Developing directly on top of Snowflake is not a feasible solution, even if you pour money into it.

Snowflake is not an application backend

Even if you accept Snowflake's technical limitations as an application backend, you would still need to build and deploy a web service to serve the data. Snowflake can’t publish a query as a “REST API”.

So how is it done nowadays?

Engineers often attempt to pre-aggregate metrics in Snowflake and then synchronize them to Redis or RDS using scheduled Airflow and dbt jobs.

Then they build a web service to expose the data over a secure “REST API”.

However, this approach does not address the underlying concurrency issues with Snowflake, and the scheduled sync jobs greatly compromise data freshness.

Building and maintaining all that infrastructure requires hiring additional engineers and a significant time effort, which can be excessively costly for many companies. And yet, it is still not real-time.

We know this because we have tried it ourselves, and so have many of our users.

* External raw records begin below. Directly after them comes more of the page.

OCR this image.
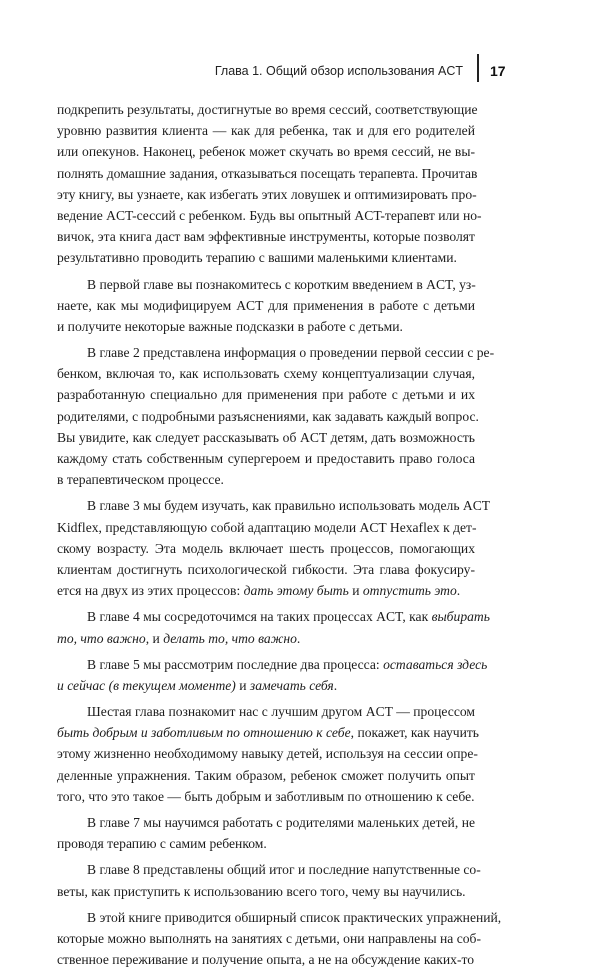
Глава 1. Общий обзор использования ACT 17
подкрепить результаты, достигнутые во время сессий, соответствующие
уровню развития клиента — как для ребенка, так и для его родителей
или опекунов. Наконец, ребенок может скучать во время сессий, не вы-
полнять домашние задания, отказываться посещать терапевта. Прочитав
эту книгу, вы узнаете, как избегать этих ловушек и оптимизировать про-
ведение ACT-сессий с ребенком. Будь вы опытный ACT-терапевт или но-
вичок, эта книга даст вам эффективные инструменты, которые позволят
результативно проводить терапию с вашими маленькими клиентами.
В первой главе вы познакомитесь с коротким введением в ACT, уз-
наете, как мы модифицируем ACT для применения в работе с детьми
и получите некоторые важные подсказки в работе с детьми.
В главе 2 представлена информация о проведении первой сессии с ре-
бенком, включая то, как использовать схему концептуализации случая,
разработанную специально для применения при работе с детьми и их
родителями, с подробными разъяснениями, как задавать каждый вопрос.
Вы увидите, как следует рассказывать об ACT детям, дать возможность
каждому стать собственным супергероем и предоставить право голоса
в терапевтическом процессе.
В главе 3 мы будем изучать, как правильно использовать модель ACT
Kidflex, представляющую собой адаптацию модели ACT Hexaflex к дет-
скому возрасту. Эта модель включает шесть процессов, помогающих
клиентам достигнуть психологической гибкости. Эта глава фокусиру-
ется на двух из этих процессов: дать этому быть и отпустить это.
В главе 4 мы сосредоточимся на таких процессах ACT, как выбирать
то, что важно, и делать то, что важно.
В главе 5 мы рассмотрим последние два процесса: оставаться здесь
и сейчас (в текущем моменте) и замечать себя.
Шестая глава познакомит нас с лучшим другом ACT — процессом
быть добрым и заботливым по отношению к себе, покажет, как научить
этому жизненно необходимому навыку детей, используя на сессии опре-
деленные упражнения. Таким образом, ребенок сможет получить опыт
того, что это такое — быть добрым и заботливым по отношению к себе.
В главе 7 мы научимся работать с родителями маленьких детей, не
проводя терапию с самим ребенком.
В главе 8 представлены общий итог и последние напутственные со-
веты, как приступить к использованию всего того, чему вы научились.
В этой книге приводится обширный список практических упражнений,
которые можно выполнять на занятиях с детьми, они направлены на соб-
ственное переживание и получение опыта, а не на обсуждение каких-то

Granting access to Snowflake tables requires a lot of red tape

“Seasoned data teams are all too familiar with the financial gymnastics required to keep Snowflake costs from ballooning.”

Every query in Snowflake incurs a cost based on its execution time. As a result, there is a significant risk in allowing unrestricted querying of Snowflake. Even a few unoptimized or innocent queries, such as SELECT *, can rack up quite a bill. Consequently, data teams require approval for anyone to query Snowflake, leading to lengthy and frustrating iteration process.

How to turn any warehouse into an application backend?

With Airfold, any cloud data warehouse can be used as a powerful backend for real-time applications.

Airfold is capable of handling thousands of concurrent requests 24/7, while being 10x cheaper than Snowflake. It achieves this by being specifically designed for real-time.

Airfold and Snowflake are better together. Use Airfold to automatically sync your Snowflake data into Airfold, and convert your SQL queries into APIs capable of handling thousands of concurrent requests.

Think of Airfold as dbt, but for real-time processing. This allows engineers to easily build real-time applications on top of Snowflake data while ensuring that the source of truth data remains secure in Snowflake.

This, of course, means that the served data may not be the most up-to-date, as there’s a delay between each sync job from Snowflake. To react to events as they happen in real-time, Airfold offers a fast ingestion API that allows data to be directly ingested into Airfold. This data can be transformed and served in real-time, 24/7, handling thousands of concurrent requests.